Westview was a small, idyllic New Jersey town until its 3,892 neighbors disappeared without a trace.
Since then, it has been a ghost town in which nothing and no one can enter.
In fact, they can, but at the risk of also disappearing and perhaps never returning.
The infinity of microwaves that the place gives off can only be decoded with an old television set because, surprise, what happens there is being televised.
In fact, it's a mutating sitcom - each episode belongs to a different decade - starring a pair of Avengers: Wanda Maximoff, also known as Scarlet Witch, and Vision, the metal guy.
Disney wants to be the only one
This is the starting point, subject to deep swings, of the
Scarlet Witch and Vision series
(
Wandavision
in its original version), from Disney +.
Turned into the first Marvel cathodic cult classic, fiction, the work of the reckless Jac Schaeffer - writer of other products of the Marvel film world, such as
Black Widow
and
Captain Marvel
-, says goodbye this Friday with the premiere of its ninth episode, having made it clear how another world of superheroes is possible.
Remember the naive comic delusion
from Tim Burton's
Batman
movies
?
Joel Schumacher's
absurd
camp
in
Batman and Robin
?
Add to
that the spirit of a
What if
(
if ...
) Copyright and good dose of metanarrative highly
intelligent and will come to the result.
An
author
What If
?
Geniuses of
underground
comics
at the time signed alternate numbers of
Spiderman
and
Hulk
in which they allowed themselves to take Peter Parker or Bruce Banner to their territory, that of, in the case of Peter Bagge, a decidedly absurd despair that propelled the universe in another direction, the one that allowed to play with the possibilities of the character in the ridiculous everyday.

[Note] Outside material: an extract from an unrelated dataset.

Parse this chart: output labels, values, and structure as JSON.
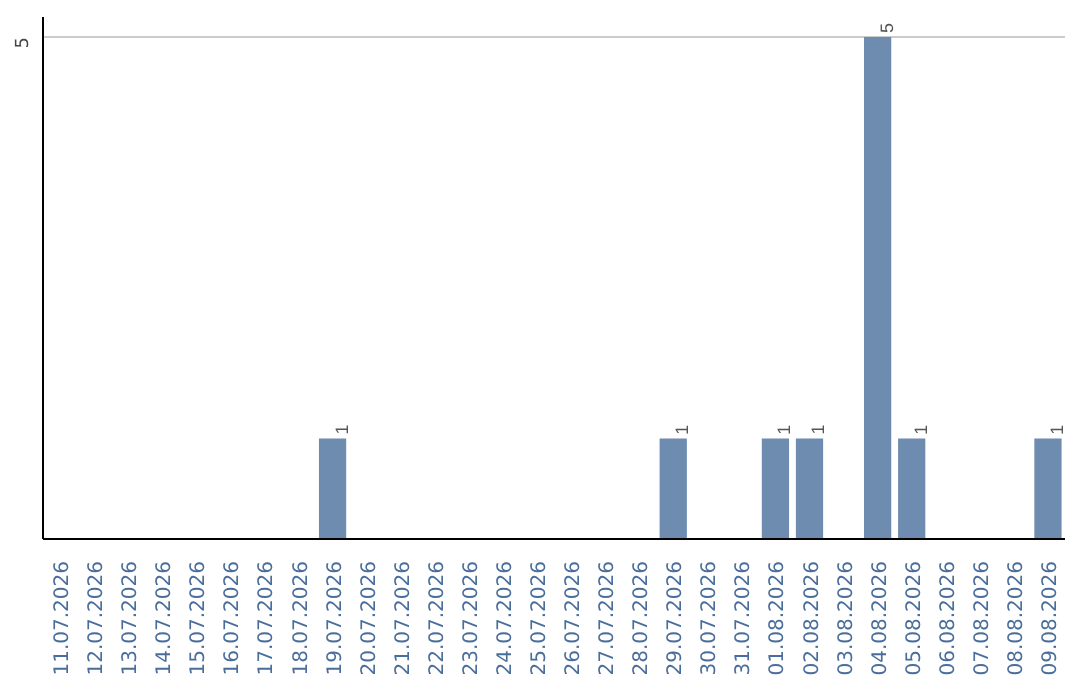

There were those guys with all that power always being late for their appointments and being a complete disaster.
Or trying to get married.
Or looking for a job because they were broke.
The
What Ifs
have been, whether or not they were a guest author, a playground.
With that intention, Schaeffer raised the possibility of installing Wanda (a witch with psychic and telepathic powers) and Vision (an android with a certain humanity) in a comedy that would grow up with its protagonists to be able to see the couple far from life situations or death - even sometimes on a planetary level - to instead see her, in his words, "preoccupied with something as common as serving a correct dinner to the boss."
This mutant comedy is a refuge —because the story speaks of creating worlds within the world, shield worlds that protect us from what we do not want to happen even if it has already happened—, that is, a new universe, and one that values the domestic life, and opts for the complex internal battle against the simple instrumental warmongering of the genre.
But the thing does not stop here.
Schaeffer turns the sitcom appeal into a delightful metanarrative tool with which he constructs a witty tribute to the ever-intelligent, but often reviled for popularity - like superhero comics themselves - canned laugh television of the late 1960s. years, copying formats especially suitable for nostalgic people.
The
tune of
The Problems Grow
is even rebuilt and readjusted
and it is plagued with nods to classics of each era.
For example, in the end, they seem to live like the Pritchett - stars of
Modern Family
- on the set of
Desperate Housewives
, that is, on Wisteria Lane.
And he does all of this while edifying Wanda's sad past, and exploring the fascinating acting possibilities of Elizabeth Olsen, who goes from flamboyant housewife of the 1950s to allegedly neglected mother of the 1990s in two episodes, as well as promoting the creation of characters if not unforgettable yes in some mythical sense.
And we're not just talking about Agnes (a chameleon Kathryn Hahn) and the rest of her perfect neighbors, but even those that Schaeffer herself describes as "instrumental", like Darcy Lewis (Kat Dennings), the astrophysicist who, in a triple mortal metanarrative , ends up being a fan of the series.
"The only way forward is to go back," says the powerful witch Agatha Harkness at one point, and she might not just be talking about recovering Wanda's past to explain how she has managed to build a world based on the comedies she saw from a girl with her parents and her brother when the world was already a horrible place, but she was not alone yet –the family, always the
superhero's
kryptonite
, that which makes her vulnerable, because she would want nothing more than if nothing had happened–. Perhaps he was talking about a return to the origins, taking advantage of cathodic seriality. A definitive commitment to the free and voracious and unapologetic spirit of comics –and series– from another time that were taken seriously, not taking themselves seriously.